Точнее, у Гронаса нет цитаты как самоцели, а так вообще она есть. Стихотворение о готовности жить на острове Кабо-Верде называется вполне туманно — «Геополитика Sodad». Но «геополитика» здесь отсылает к теоретическим построениям Александра Дугина, стремительно завоевывающего себе позиции на поле канонизированного авангарда. Поскольку Дугин говорит о войне Севера и Юга, Гронас отвечает именно ему и другим, как он их назвал, «современным угрюмым мифоделам»: «ведь ни Севером-Югом, ни прочим блядством, ни инью янью и прочей дрянью объяснить / мы мира не можем». «Sodad» — название хита знаменитой латиноамериканской певицы с острова Кабо-Верде — Сезарии Эворы.
В постмодернистской модели восприятия цитаты, читатель должен быть достаточно разносторонне эрудированным, чтобы хорошо разбираться и в Дугине и в Эворе. В актуальной для Гронаса модели подтексту достается скромная роль топлива, поднасыщающего стихотворение на входе, чтобы читатель на выходе мог принять текст спонтанно, синтетически, в духе катарсиса. Неслучайно в качестве исследователя Гронас постепенно перешел от темы анаграмм и цитаций к изучению мнемоники в поэзии и сформулировал в статье о Батюшкове концепцию «безымянного узнаваемого».

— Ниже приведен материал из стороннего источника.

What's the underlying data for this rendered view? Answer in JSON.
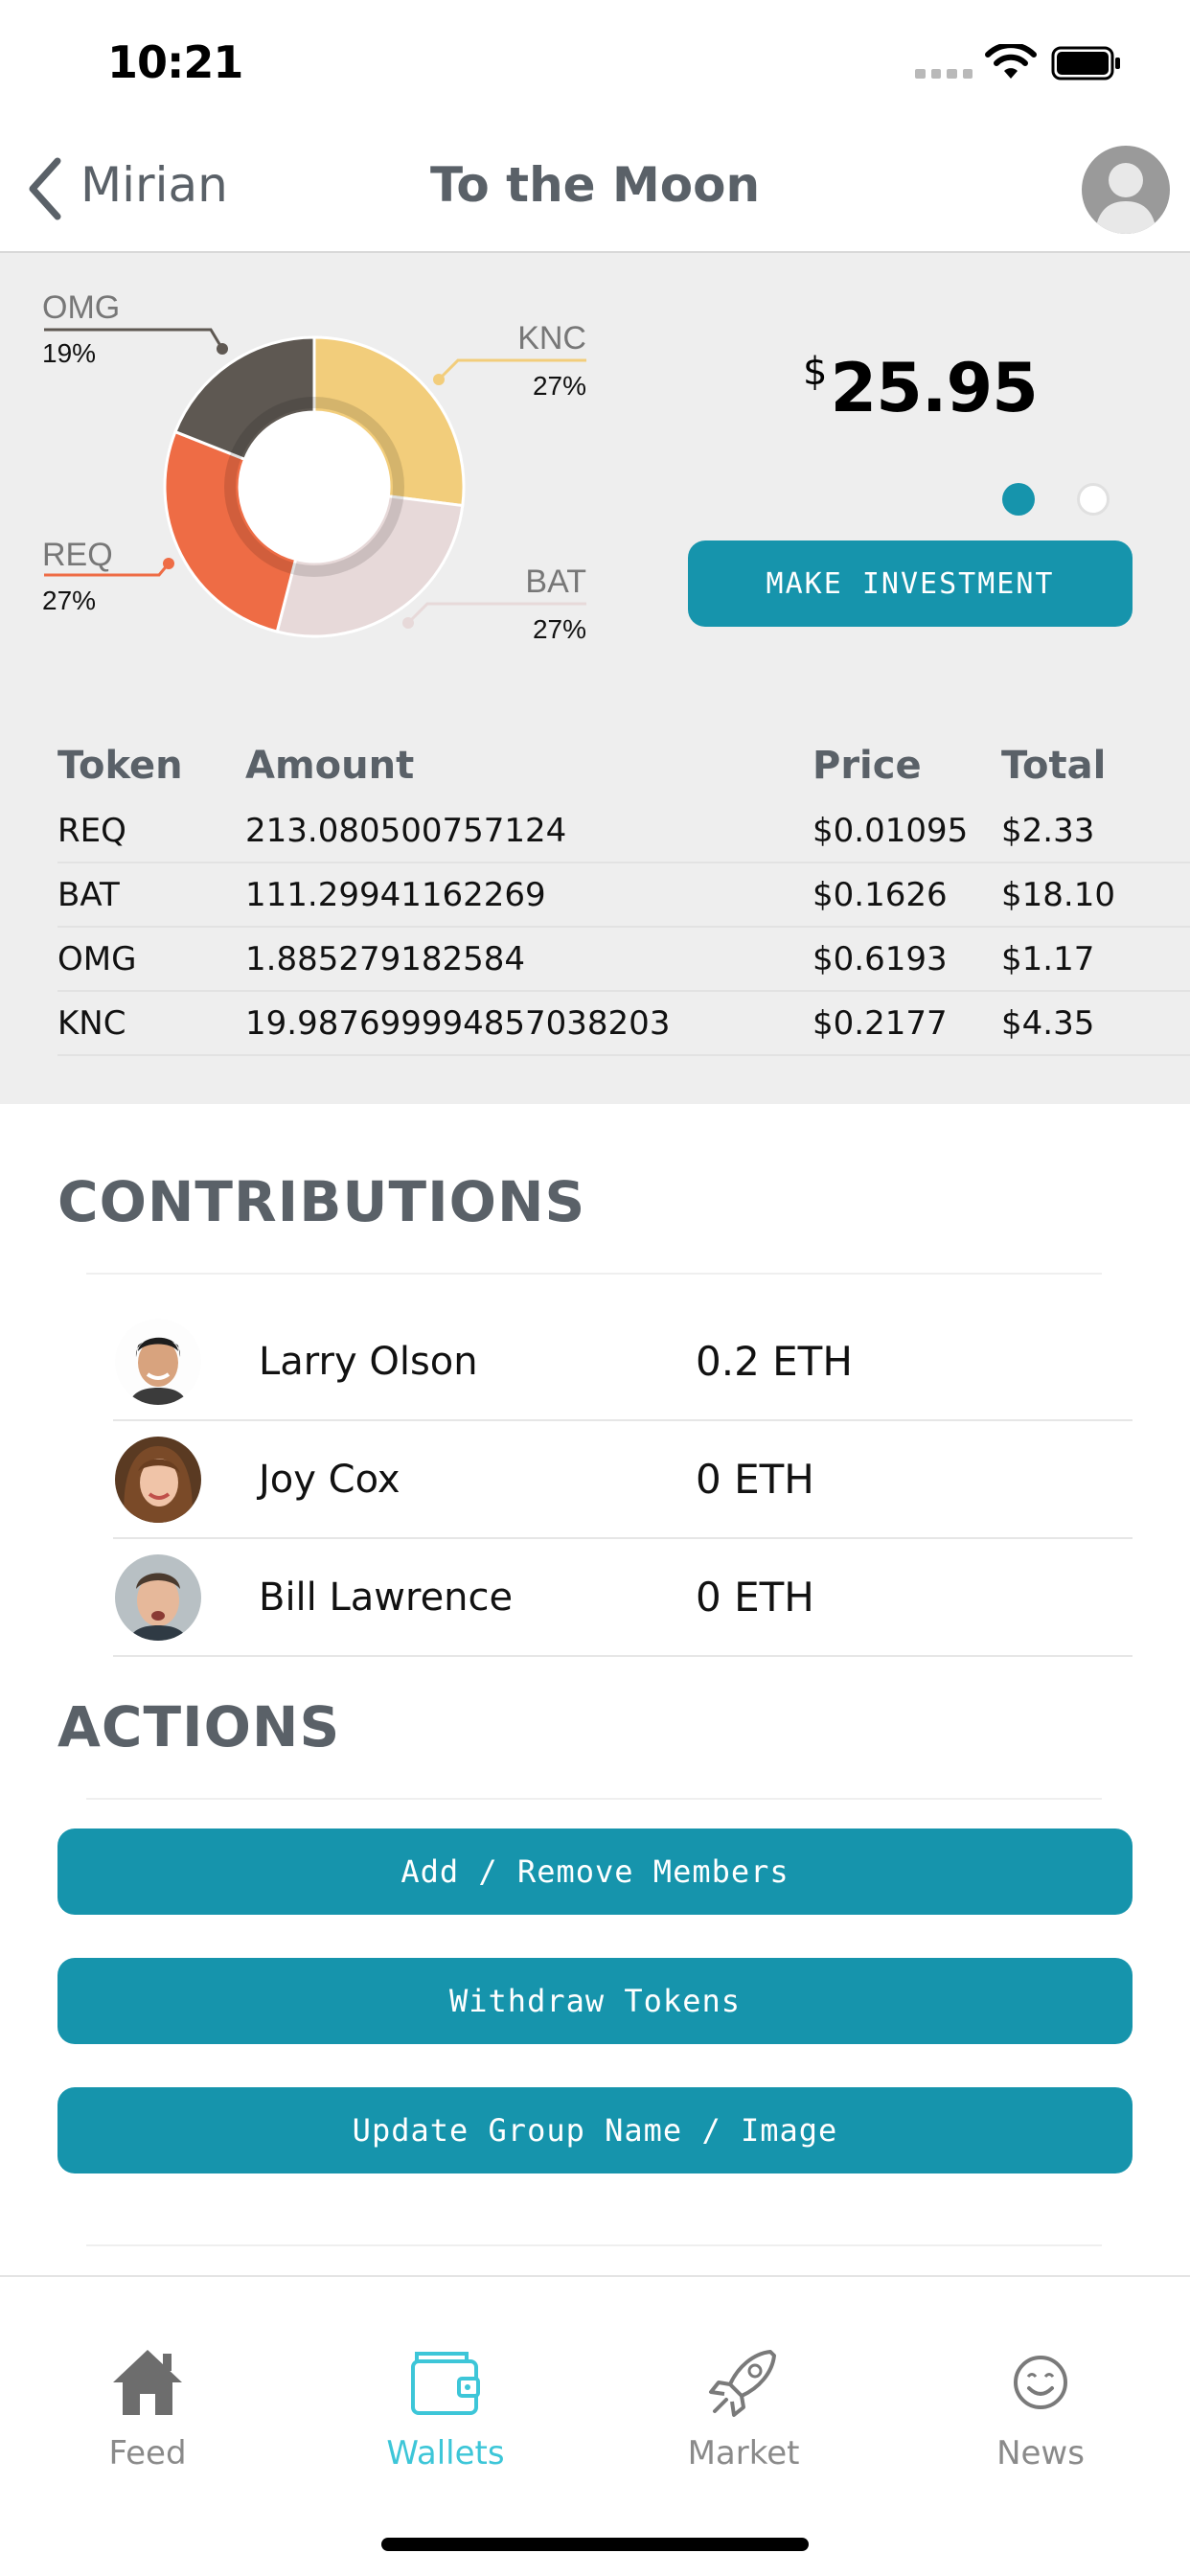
{
  "status_bar": {
    "time": "10:21"
  },
  "nav": {
    "back_label": "Mirian",
    "title": "To the Moon"
  },
  "portfolio": {
    "currency_symbol": "$",
    "balance": "25.95",
    "invest_button": "MAKE INVESTMENT",
    "chart_data": {
      "type": "pie",
      "slices": [
        {
          "label": "KNC",
          "percent_label": "27%",
          "value": 27,
          "color": "#f2cd7b"
        },
        {
          "label": "BAT",
          "percent_label": "27%",
          "value": 27,
          "color": "#e7d9d9"
        },
        {
          "label": "REQ",
          "percent_label": "27%",
          "value": 27,
          "color": "#ee6c45"
        },
        {
          "label": "OMG",
          "percent_label": "19%",
          "value": 19,
          "color": "#5e5852"
        }
      ]
    },
    "table": {
      "headers": {
        "token": "Token",
        "amount": "Amount",
        "price": "Price",
        "total": "Total"
      },
      "rows": [
        {
          "token": "REQ",
          "amount": "213.080500757124",
          "price": "$0.01095",
          "total": "$2.33"
        },
        {
          "token": "BAT",
          "amount": "111.29941162269",
          "price": "$0.1626",
          "total": "$18.10"
        },
        {
          "token": "OMG",
          "amount": "1.885279182584",
          "price": "$0.6193",
          "total": "$1.17"
        },
        {
          "token": "KNC",
          "amount": "19.987699994857038203",
          "price": "$0.2177",
          "total": "$4.35"
        }
      ]
    }
  },
  "contributions": {
    "title": "CONTRIBUTIONS",
    "items": [
      {
        "name": "Larry Olson",
        "amount": "0.2 ETH"
      },
      {
        "name": "Joy Cox",
        "amount": "0 ETH"
      },
      {
        "name": "Bill Lawrence",
        "amount": "0 ETH"
      }
    ]
  },
  "actions": {
    "title": "ACTIONS",
    "buttons": [
      "Add / Remove Members",
      "Withdraw Tokens",
      "Update Group Name / Image"
    ]
  },
  "tab_bar": {
    "tabs": [
      {
        "label": "Feed",
        "icon": "home-icon"
      },
      {
        "label": "Wallets",
        "icon": "wallet-icon"
      },
      {
        "label": "Market",
        "icon": "rocket-icon"
      },
      {
        "label": "News",
        "icon": "smiley-icon"
      }
    ],
    "active": "Wallets"
  },
  "colors": {
    "accent": "#1694ac",
    "active_tab": "#3dc6d8",
    "heading": "#5a6168",
    "panel_bg": "#eeeeee"
  }
}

В одном из моих любимых стихотворений Гронаса «Шаббатай» (впервые опубликовано в текстах сетевой ФИДО-конференции Ру.Штетл: http://shtetl.da.ru) поэт обращается к теме Шаббатая Цви, маргинальной для европейской культуры и не менее чувствительной, чем тема Иисуса для еврейства. Формат ролевой лирики позволяет поэту устами Шаббатая объявить себя Тем, чье Имя нельзя произносить: «меня зовут суббота я несу вам что-то на кончике языка и вот произношу: ….». В этом неожиданно дерзновенном высказывании поэта кенозиса, как и в самой фигуре Шаббатая, взлелеянный двумя веками русской поэзии образ поэта как Пророка/Жреца/Царя/Мессии встречается со своей антитезой — образом поэта как Самозванца/Вора/Лжемессии/Похитителя воздуха и искусителя чужих наречий. По Юнгу, увидевший оба полюса архетипа должен сойти с ума, и в первую очередь это происходит с Поэтом. Однако у Гронаса безумие побеждается оптимистическим благонамеренным разумом поэта, гордыня смиряется оскромнением и космос восстанавливается посредством кенозиса. В этом своевременность и сила его стиха.